To make it more clear, this is a first step to develop a model that extrapolate robot trajectories from videos and adapt them to a similar environment (with similar characteristic but not exactly the same). So this would be a test to understand if this approach could be good in this situation.

a basic idea could be to give a cnn a set of images with objects in different (but not so different) positions and of different dimensions as input and the same image with the point (whose position need to be predicted) in it as label. I’m not sure this could work

Thank you very much for your help!

JuanFMontesinos · November 21, 2022, 10:43am

It doesn’t work well
Obtaining coordinates is a whole field itself. It’s usually posed as an image2image translation problem where different scalar fields are generated, usually with gaussians around the cordinate of the points. Postprocessing allows to obtain pixelwise coords from this. It’s not my field but you can check yolo or openpose (and papers newer papers) that may show more powerful methods.

Gabriele_Furnari · November 22, 2022, 3:23pm

Thank you @JuanFMontesinos for your reply. I’m gonna try as you suggested.
Another option: assume i have coordinates of all the objects in my pic and the coordinates of the point, do you think it could be possibile to predict point’s coordinates given object coordinates (so a coor → coor network)?

Thank you very much!

JuanFMontesinos · November 22, 2022, 4:57pm

Well, the thing is you talk about a “point” but you don’t provide any description.

predicts position (xy coordinates or just the location to place the point) of a point based on the position of other objects (whatever objects, for simplicity let’s use geometric shapes)in an image

What’s the relation between those objects and that point. I think that’s more feasible as there exist a semantic link between both things. But it’d be interesting to know the logic in behind.

tiramisuNcustard · November 22, 2022, 6:33pm

I am not too familiar with the area, but have you explored the option of using GAN?

Gabriele_Furnari · November 23, 2022, 10:26am

I have a right triangle and a point (a little circle) whose coordinates are (x+2,y+1), where x and y are the coordinates of the vertex with the right angle.

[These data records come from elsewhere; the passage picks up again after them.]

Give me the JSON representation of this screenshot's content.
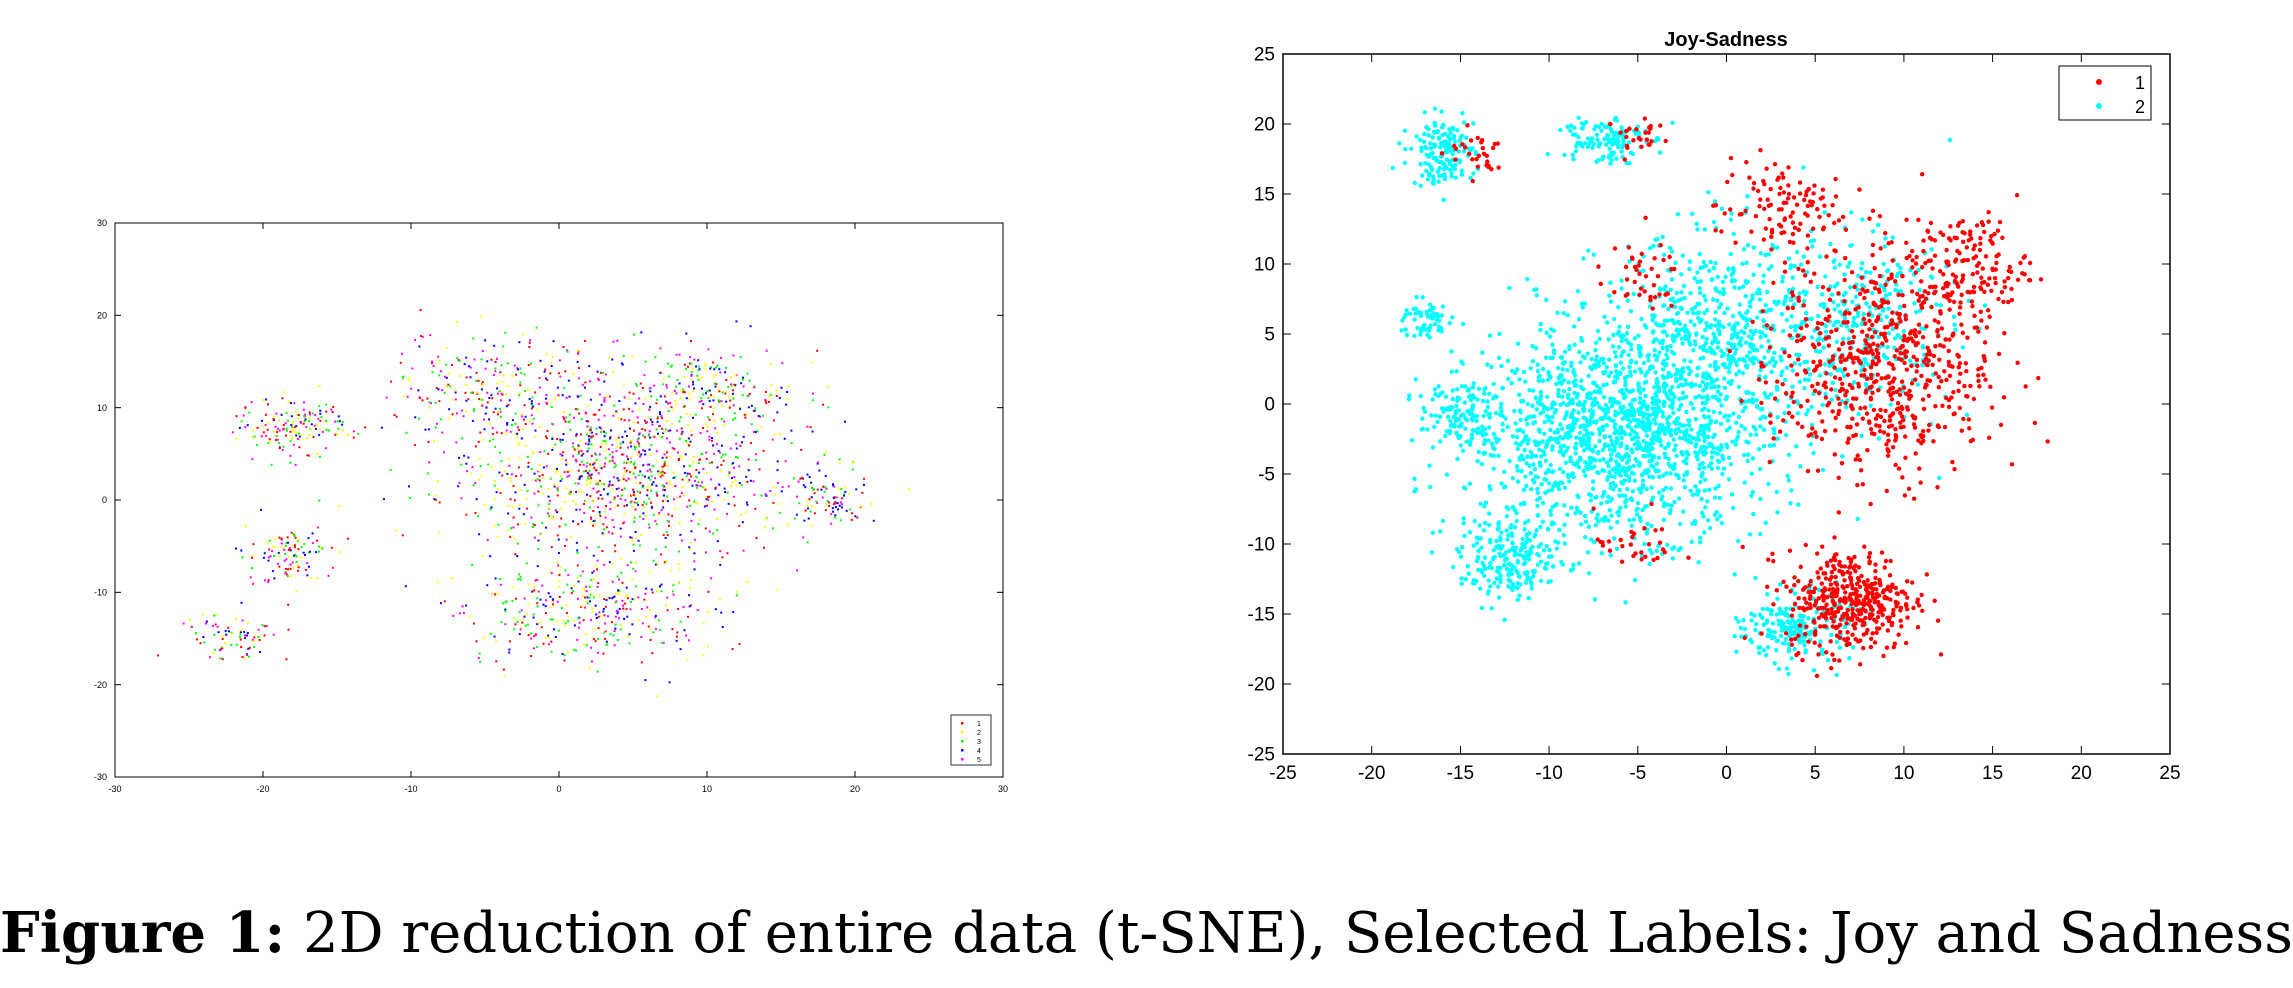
{
  "colors": {
    "axis": "#000000",
    "joy": "#ff0000",
    "sadness": "#00ffff",
    "class_1": "#ff0000",
    "class_2": "#ffff00",
    "class_3": "#00ff00",
    "class_4": "#0000ff",
    "class_5": "#ff00ff"
  },
  "caption": {
    "label": "Figure 1:",
    "text": "2D reduction of entire data (t-SNE), Selected Labels: Joy and Sadness"
  },
  "chart_data": [
    {
      "type": "scatter",
      "title": "",
      "xlim": [
        -30,
        30
      ],
      "ylim": [
        -30,
        30
      ],
      "xticks": [
        -30,
        -20,
        -10,
        0,
        10,
        20,
        30
      ],
      "yticks": [
        -30,
        -20,
        -10,
        0,
        10,
        20,
        30
      ],
      "legend_position": "bottom-right",
      "grid": false,
      "series": [
        {
          "name": "1",
          "color": "#ff0000"
        },
        {
          "name": "2",
          "color": "#ffff00"
        },
        {
          "name": "3",
          "color": "#00ff00"
        },
        {
          "name": "4",
          "color": "#0000ff"
        },
        {
          "name": "5",
          "color": "#ff00ff"
        }
      ],
      "clusters": [
        {
          "center": [
            4,
            3
          ],
          "spread": [
            10,
            8
          ],
          "count": 1100
        },
        {
          "center": [
            -4,
            12
          ],
          "spread": [
            6,
            5
          ],
          "count": 250
        },
        {
          "center": [
            10,
            12
          ],
          "spread": [
            5,
            4
          ],
          "count": 200
        },
        {
          "center": [
            -18,
            8
          ],
          "spread": [
            3,
            2.5
          ],
          "count": 160
        },
        {
          "center": [
            -18,
            -6
          ],
          "spread": [
            2.5,
            3
          ],
          "count": 110
        },
        {
          "center": [
            -22,
            -15
          ],
          "spread": [
            2.5,
            1.8
          ],
          "count": 80
        },
        {
          "center": [
            2,
            -12
          ],
          "spread": [
            7,
            5
          ],
          "count": 350
        },
        {
          "center": [
            18,
            0
          ],
          "spread": [
            2.5,
            2.5
          ],
          "count": 90
        }
      ]
    },
    {
      "type": "scatter",
      "title": "Joy-Sadness",
      "xlim": [
        -25,
        25
      ],
      "ylim": [
        -25,
        25
      ],
      "xticks": [
        -25,
        -20,
        -15,
        -10,
        -5,
        0,
        5,
        10,
        15,
        20,
        25
      ],
      "yticks": [
        -25,
        -20,
        -15,
        -10,
        -5,
        0,
        5,
        10,
        15,
        20,
        25
      ],
      "legend_position": "top-right",
      "grid": false,
      "series": [
        {
          "name": "1",
          "color": "#ff0000",
          "clusters": [
            {
              "center": [
                9,
                3
              ],
              "spread": [
                5,
                7
              ],
              "count": 650
            },
            {
              "center": [
                7,
                -14
              ],
              "spread": [
                3,
                3
              ],
              "count": 420
            },
            {
              "center": [
                14,
                10
              ],
              "spread": [
                2.5,
                3
              ],
              "count": 120
            },
            {
              "center": [
                3,
                14
              ],
              "spread": [
                3,
                3
              ],
              "count": 110
            },
            {
              "center": [
                -14,
                18
              ],
              "spread": [
                1.5,
                1.5
              ],
              "count": 30
            },
            {
              "center": [
                -5,
                19
              ],
              "spread": [
                1.5,
                1.2
              ],
              "count": 25
            },
            {
              "center": [
                -5,
                9
              ],
              "spread": [
                2,
                2
              ],
              "count": 40
            },
            {
              "center": [
                -5,
                -10
              ],
              "spread": [
                2,
                2
              ],
              "count": 30
            }
          ]
        },
        {
          "name": "2",
          "color": "#00ffff",
          "clusters": [
            {
              "center": [
                -6,
                -2
              ],
              "spread": [
                7,
                6
              ],
              "count": 1500
            },
            {
              "center": [
                0,
                5
              ],
              "spread": [
                6,
                6
              ],
              "count": 600
            },
            {
              "center": [
                -12,
                -11
              ],
              "spread": [
                2.5,
                2.5
              ],
              "count": 220
            },
            {
              "center": [
                -16,
                18
              ],
              "spread": [
                1.5,
                2
              ],
              "count": 160
            },
            {
              "center": [
                -7,
                19
              ],
              "spread": [
                2,
                1.5
              ],
              "count": 120
            },
            {
              "center": [
                -17,
                6
              ],
              "spread": [
                1.2,
                1.2
              ],
              "count": 60
            },
            {
              "center": [
                4,
                -16
              ],
              "spread": [
                2.5,
                2
              ],
              "count": 200
            },
            {
              "center": [
                8,
                6
              ],
              "spread": [
                4,
                5
              ],
              "count": 250
            },
            {
              "center": [
                -15,
                -1
              ],
              "spread": [
                2,
                2
              ],
              "count": 120
            }
          ]
        }
      ]
    }
  ]
}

I have a number of images with different configuration of the triangle (different base and height, different position, etc…), but with same pattern, in them.

The idea is to find relation between objects and robot end-effector (point), so that, given a video of a task, the task is extrapolated and converted to a different but similar environment. This would be a very first and simpler step to learn a spatial relation between elements.

Gabriele_Furnari · November 23, 2022, 10:27am

Actually i haven’t. I’ll try. Thank you @tiramisuNcustard